« April 2007 | Main | June 2007 »

May 2007 Archives

May 2, 2007

Digg's huge PR bonanza

A few days ago I wrote about how the disintegration of mass media had lead to escalating costs to launch a new brand....$150M these days, up from single digit millions in the 1960's. That's a huge run-up, even adjusting for inflation.

Blake presciently noted that getting sued could be one of the best ways to achieve tons of cheap PR:

So my question is (always mindful of the "All Press is Good Press" cliche): Are we getting to the point where a lawsuit becomes the most cost-effective way to boot-strap market yourself?

In the wake of Digg's massive PR jackpot, others have noticed this too. Andy Beal wrote:

This whole mess has created a lot of publicity for Digg. It has demonstrated how powerful it is and how influential the voice of its users.

Yeah. :-)

May 3, 2007

"My spoon is too big!"

I must be wrong in the head to like this so much. I couldn't stop laughing.

In particular the end apocalypse sequence (starting at 7:00 min) is amazing.

Update: I'm not wrong in the head! (not about this, anyway :)

A little digging for this post turned up the fact that the animator, Don Hertzfeldt, was nominated for an academy award for this short (which is titled "Rejected"). Apparently it's received over 27 awards, and is the #3 most popular short of all time according to IMDB.

May 4, 2007

yahoo.msn.com

My first reaction on seeing the Techmeme headline about msft-yhoo was "pretty please!" Although I would rather Google tried to do a giant acquisition deal and threw themselves into the tar pit.

But then I felt kind of sad, because msft and yahoo aren't really standing in the way of anyone else succeeding right now. In fact they're struggling hard to compete themselves, trying their best... and then this comes along. Anyone who has worked in a bigco knows what this nonsense does to productivity. Imagine every single one of your employees spending hours today talking about this. Well it's Friday at least. But they'll keep talking about it on Monday...

May 8, 2007

Markson: The Top 10 Reasons Why Newspapers Are Sinking Online

I was going to blog about the whole newspaper death spiral business in the WSJ, given that last year we built an entire system with the AP to map local stories back to their originating publications, in part to address concerns such as Hussman's. But Mike's beaten me to the punch, and it's a good thing since he's got a far more comprehensive take on the state of the news industry. He pretty much covers everything...and it doesn't look good.
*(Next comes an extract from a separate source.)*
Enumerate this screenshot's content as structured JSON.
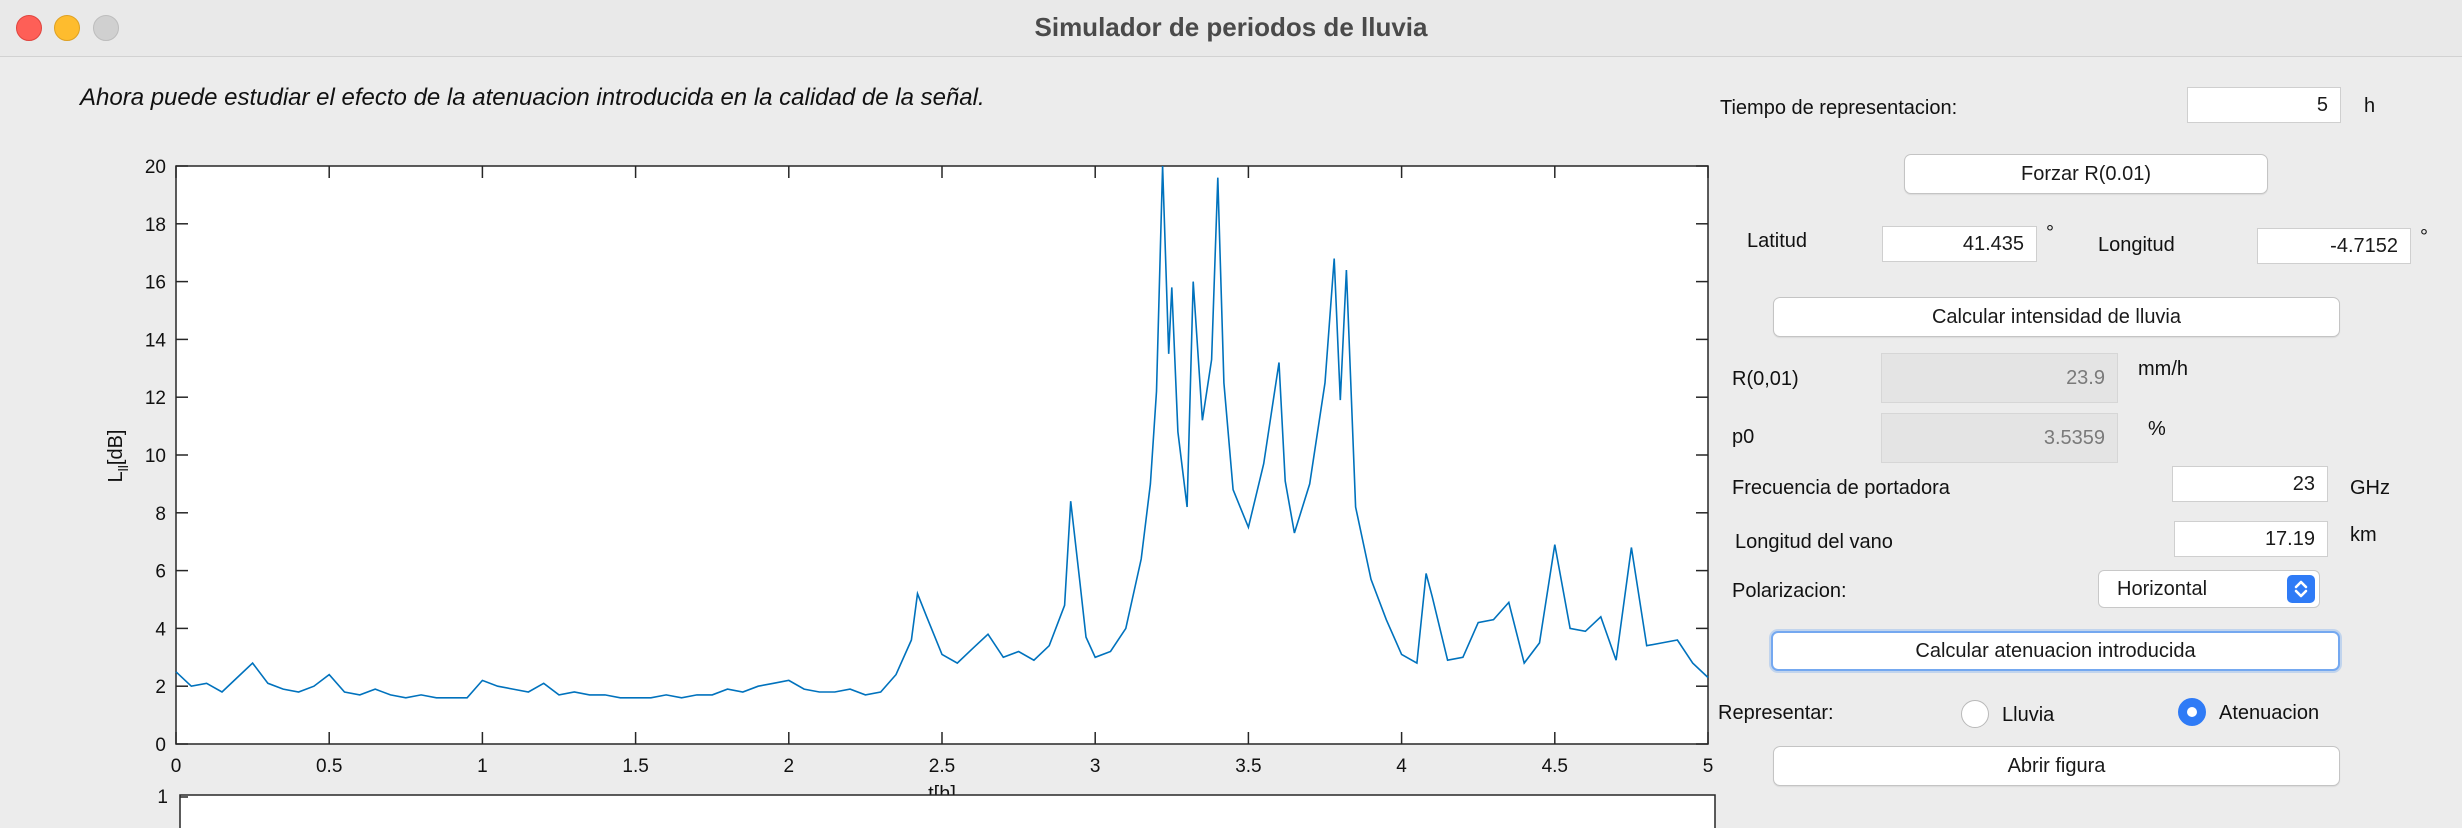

Marksonland: The Top 10 Reasons Why Newspapers Are Sinking Online

May 9, 2007

Giving up on Microsoft?

Jeff Atwood giving up on Microsoft? Holy cow.

There is a huge gulf between Microsoft and Unix developers. I somehow missed walking down the Microsoft road, since I'd started on the Apple II (BASIC, 6502 assembly, Pascal) and never had an IBM PC way back. Then when I got to school it was Tops-20 and VAX/VMS and a little bit of Unix here and there. And by the time I got a PC, it wasn't to run Windows, but rather SCO XENIX on my 286.

I thought this was going to catch up with me around '93, since it looked like Windows was going to kill Unix dead. And then I'd have to start over and learn all this msft stuff. But no, the Internet came along, and suddenly I could code "client server" cross-platform GUIs with print statements. Thank f'ing god I thought.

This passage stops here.